Lo Studio Calzoni, vincitore del concorso per il «secondo Arengario», mi ha molto aiutato a perfezionare il progetto, che avevo ben chiaro in mente, di spazi privi di scale, pilastri, colonne. Saranno tre (altissimi) livelli di circa 500 metri quadrati ciascuno, cui si accederà da un corpo contiguo, pensati per quell’arte che non è «contenuta» nello spazio ma che lo «determina»: installazioni, film, video, performance. La grammatica della contemporaneità. Il progetto definitivo è già stato approvato nei tempi previsti, ora si sta dettagliando l’esecutivo.
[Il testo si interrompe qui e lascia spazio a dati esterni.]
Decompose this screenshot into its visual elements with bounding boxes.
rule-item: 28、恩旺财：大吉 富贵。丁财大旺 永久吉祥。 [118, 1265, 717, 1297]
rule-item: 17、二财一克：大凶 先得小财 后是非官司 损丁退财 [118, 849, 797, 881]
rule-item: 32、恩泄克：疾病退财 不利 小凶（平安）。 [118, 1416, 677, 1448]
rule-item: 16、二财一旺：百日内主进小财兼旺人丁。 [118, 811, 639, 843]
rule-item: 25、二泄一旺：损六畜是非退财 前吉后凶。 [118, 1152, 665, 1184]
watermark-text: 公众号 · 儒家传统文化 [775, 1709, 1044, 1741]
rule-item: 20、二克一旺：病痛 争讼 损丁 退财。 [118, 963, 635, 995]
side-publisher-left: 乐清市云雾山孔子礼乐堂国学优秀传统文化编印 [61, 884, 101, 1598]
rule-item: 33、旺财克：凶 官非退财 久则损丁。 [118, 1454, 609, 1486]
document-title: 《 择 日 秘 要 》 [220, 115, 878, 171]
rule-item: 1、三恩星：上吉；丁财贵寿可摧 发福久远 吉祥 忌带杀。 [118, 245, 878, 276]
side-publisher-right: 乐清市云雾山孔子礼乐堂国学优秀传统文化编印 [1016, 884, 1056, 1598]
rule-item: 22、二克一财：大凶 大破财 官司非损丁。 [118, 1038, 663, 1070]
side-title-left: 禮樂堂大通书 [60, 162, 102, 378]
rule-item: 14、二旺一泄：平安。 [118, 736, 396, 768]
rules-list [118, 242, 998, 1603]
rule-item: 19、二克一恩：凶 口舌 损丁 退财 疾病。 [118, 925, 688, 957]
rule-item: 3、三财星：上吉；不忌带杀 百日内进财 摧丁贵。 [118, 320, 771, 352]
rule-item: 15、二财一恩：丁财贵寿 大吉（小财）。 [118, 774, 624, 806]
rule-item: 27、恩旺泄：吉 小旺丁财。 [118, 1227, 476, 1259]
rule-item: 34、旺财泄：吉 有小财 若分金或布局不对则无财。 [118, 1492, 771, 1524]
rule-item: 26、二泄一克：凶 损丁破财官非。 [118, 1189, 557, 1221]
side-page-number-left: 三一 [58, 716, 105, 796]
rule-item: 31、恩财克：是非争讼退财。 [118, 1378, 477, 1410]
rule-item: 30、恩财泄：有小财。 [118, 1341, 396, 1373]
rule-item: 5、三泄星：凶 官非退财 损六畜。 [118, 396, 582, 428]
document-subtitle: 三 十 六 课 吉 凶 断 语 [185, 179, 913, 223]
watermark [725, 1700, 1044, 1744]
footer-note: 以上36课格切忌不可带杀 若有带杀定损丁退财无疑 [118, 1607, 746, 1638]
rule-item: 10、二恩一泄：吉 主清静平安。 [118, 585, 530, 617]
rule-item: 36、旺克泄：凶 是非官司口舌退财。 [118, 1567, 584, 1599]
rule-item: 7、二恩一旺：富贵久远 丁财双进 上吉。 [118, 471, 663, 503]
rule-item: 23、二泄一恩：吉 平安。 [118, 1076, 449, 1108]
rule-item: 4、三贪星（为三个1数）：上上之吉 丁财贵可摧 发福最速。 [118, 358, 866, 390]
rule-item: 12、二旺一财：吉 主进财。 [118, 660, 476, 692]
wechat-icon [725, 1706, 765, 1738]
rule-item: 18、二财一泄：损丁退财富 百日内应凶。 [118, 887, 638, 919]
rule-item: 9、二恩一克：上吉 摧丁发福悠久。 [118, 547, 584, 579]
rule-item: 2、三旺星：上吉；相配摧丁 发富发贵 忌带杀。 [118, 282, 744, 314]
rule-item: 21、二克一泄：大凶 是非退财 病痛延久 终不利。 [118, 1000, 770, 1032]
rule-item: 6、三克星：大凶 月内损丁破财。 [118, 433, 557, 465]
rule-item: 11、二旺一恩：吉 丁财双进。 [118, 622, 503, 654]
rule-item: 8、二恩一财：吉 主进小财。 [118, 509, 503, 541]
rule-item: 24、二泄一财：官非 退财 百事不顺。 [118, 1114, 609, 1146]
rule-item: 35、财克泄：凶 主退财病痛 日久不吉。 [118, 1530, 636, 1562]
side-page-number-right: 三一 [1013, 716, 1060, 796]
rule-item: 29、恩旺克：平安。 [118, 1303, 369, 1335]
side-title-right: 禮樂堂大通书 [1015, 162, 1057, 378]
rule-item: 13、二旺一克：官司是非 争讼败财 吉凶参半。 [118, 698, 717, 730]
E già da marzo il cantiere potrà essere osservato dal nuovo spazio che stiamo realizzando al piano terra dell’Arengario, il Forum ’900, un luogo per sostare (su sedute di design) e per tenere incontri e conversazioni.
Che cosa ci può dire degli altri musei?
Per tutti occorre pensare a una logica identitaria: per la Gam la scelta dell’800 è fondamentale. Il che non esclude incursioni del contemporaneo, sempre attinenti, però, al luogo. Aver esposto qui, ragionandone con l’autore che l’ha donata al Museo del Novecento, «Lullaby», l’opera realizzata da Maurizio Cattelan con le macerie del Pac distrutto dall’attentato mafioso del 1993, connette il suo senso di disillusione, da «fine della storia», con l’ottimismo progressista del «Quarto Stato», esposto proprio a fianco. E, nel trentennale dell’attentato, la maceria troverà il suo riscatto grazie all’aura conferitagli dal museo. Palazzo Morando sarà da rivedere riflettendo sulla sua eredità storica, ma con un’interpretazione contemporanea, anche visionaria: è però prematuro parlarne. Quanto alla Casa museo Boschi Di Stefano, è un gioiello da valorizzare, rimarcandone la dimensione abitativa e ripensando anche gli altri spazi dell’edificio. Per lo Studio Museo Francesco Messina, ora in ristrutturazione, vorrei puntare sulla sua dimensione di laboratorio. Vi sono già interlocuzioni con un’importante istituzione cui Messina fu legato, ma anche di questo è prematuro parlare. Per tutti penso a un futuro in cui entrino maggiormente nell’immaginario della città.